A public school system that immediately classifies them as “Special Ed” regardless of testing – this places them in de facto non-intellectual incarceration until they drop out. (In contrast, “Special Ed” in smaller cities and in non inner-city areas is often quite good.)

Recruitment at the age of 7-8 as “runners” because the “pushers” don’t want to be arrested themselves.

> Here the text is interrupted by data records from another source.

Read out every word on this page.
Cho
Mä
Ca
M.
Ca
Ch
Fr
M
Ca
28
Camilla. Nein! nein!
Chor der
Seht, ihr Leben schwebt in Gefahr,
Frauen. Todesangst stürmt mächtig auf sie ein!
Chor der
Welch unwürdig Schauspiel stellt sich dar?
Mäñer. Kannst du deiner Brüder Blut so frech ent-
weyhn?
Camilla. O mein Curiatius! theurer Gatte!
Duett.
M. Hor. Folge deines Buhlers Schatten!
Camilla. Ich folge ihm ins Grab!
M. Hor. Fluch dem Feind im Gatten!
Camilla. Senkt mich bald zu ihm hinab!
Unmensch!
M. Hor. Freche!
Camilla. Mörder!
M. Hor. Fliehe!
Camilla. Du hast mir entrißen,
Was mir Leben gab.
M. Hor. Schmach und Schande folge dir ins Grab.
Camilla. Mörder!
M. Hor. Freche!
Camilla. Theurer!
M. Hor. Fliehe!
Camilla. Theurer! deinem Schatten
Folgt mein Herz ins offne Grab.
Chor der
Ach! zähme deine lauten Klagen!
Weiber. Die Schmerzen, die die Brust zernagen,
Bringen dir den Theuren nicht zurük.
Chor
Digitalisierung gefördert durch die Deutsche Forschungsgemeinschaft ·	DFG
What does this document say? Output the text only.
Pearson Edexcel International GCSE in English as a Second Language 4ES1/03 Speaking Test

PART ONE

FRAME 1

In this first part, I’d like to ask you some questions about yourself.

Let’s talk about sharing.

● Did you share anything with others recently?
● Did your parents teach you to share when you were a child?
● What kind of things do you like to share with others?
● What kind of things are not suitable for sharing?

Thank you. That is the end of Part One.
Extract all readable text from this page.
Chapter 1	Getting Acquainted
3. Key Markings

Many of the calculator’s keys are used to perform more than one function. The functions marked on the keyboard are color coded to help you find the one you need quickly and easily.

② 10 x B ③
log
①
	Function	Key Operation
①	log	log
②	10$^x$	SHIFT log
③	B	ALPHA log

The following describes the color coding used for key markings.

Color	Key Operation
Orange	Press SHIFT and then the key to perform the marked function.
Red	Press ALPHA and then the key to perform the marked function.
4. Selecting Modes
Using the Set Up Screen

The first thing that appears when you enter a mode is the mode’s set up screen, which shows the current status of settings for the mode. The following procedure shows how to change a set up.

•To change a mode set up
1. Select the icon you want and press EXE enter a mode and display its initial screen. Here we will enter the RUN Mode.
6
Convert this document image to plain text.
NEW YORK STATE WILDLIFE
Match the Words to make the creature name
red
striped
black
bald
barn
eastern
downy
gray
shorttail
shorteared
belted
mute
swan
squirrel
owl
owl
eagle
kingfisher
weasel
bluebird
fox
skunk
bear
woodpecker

The “runners” will make more than Wall Street lawyers until they are busted.

A society in which inner-city kids already “know” by the time they are 5 years old that they are not eligible to be anything (doctor, teacher, chef, fireman, etc.) because of the color of their skin.

Question 6

What is the typical inner-city H.S. graduation rate and why do official statistics grossly understate the problem?

Answer 6

Single digits.

Official statistics usually measure from a baseline of how many students entered H.S. vs. how many finished.

This ignores how many have already dropped out before the beginning of high school.

The only honest way of actually measuring the real statistic is with a baseline comprising a census of the population of the H.S. attendance district to ascertain how many individuals of H.S. graduation age are present – AND THEN ADDING THE NUMBER OF INDIVIDUALS OF H.S. GRADUATION AGE WHO HAVE BEEN INCARCERATED OR OTHERWISE REMOVED FROM THE POPULATION (e.g., death after dropping out at an early age).

Question 7

What is the only factor that consistently transforms inner-city H.S. graduation rates from single digits to 65%-70%?

Answer 7

A surrogate parent who actually cares deeply about the child and makes it clear that it would “break the heart” of the surrogate parent if the child does not make something of her/him-self.

The surrogate parent is often a mentor, tutor or clergy person.

The surrogate parent is almost never a teacher, because the one-year relationship is not long term.

Question 8

Does this factor have the potential to transform inner-city H.S. graduation rates from single digits to 90%?

Answer 8

Yes.

The experience of the first 180 “I Have A Dream” programs in 51 American cities (tutoring and mentoring of inner-city kids –- adopting them in third grade and following them through H.S. graduation with a guarantee of college tuition) was that the honest single-digit H.S. graduation rates for kids a year older and a year younger were transformed to 65-70% for the kids in the program.

But, too late for the first 180 programs, it was discovered that roughly 50% of the females became pregnant because they had never had anybody in their lives who cared for them and they decided to create something that would have no choice but to love them. (A follow-up study of the 50% of females who had not become pregnant discovered that a tutor, mentor or other surrogate parent had connected with the Dreamer and had expressed how it would "break the heart" of the surrogate parent if the Dreamer did not make something of herself.)

It would appear that if such a program could emphasize to its mentors and tutors how important it is to express love and hope that the child will continue with her or his education, the results will be truly astonishing rather than merely astounding.

Question 9

How many "I Have A Dream" programs were there in the Chicago area?

Answer 9

More than a dozen in the 1990’s when Barack Obama was a community organizer there.

Question 10

Why don't President Obama and Education Secretary Arne Duncan seem to be aware of the "I Have A Dream" record in Chicago?

Answer 10

God only knows!!!

Question 11

What can we do to help President Obama and Secretary Duncan to avoid "missing the boat" on what appears to be a "chance of a lifetime" to do something significant about inner-city education?

Answer 11

Re-direct our 6-degrees-of-separation campaign of last January from President Obama to US Education Secretary Arne Duncan because he does NOT seem to “have gotten the memo”!!!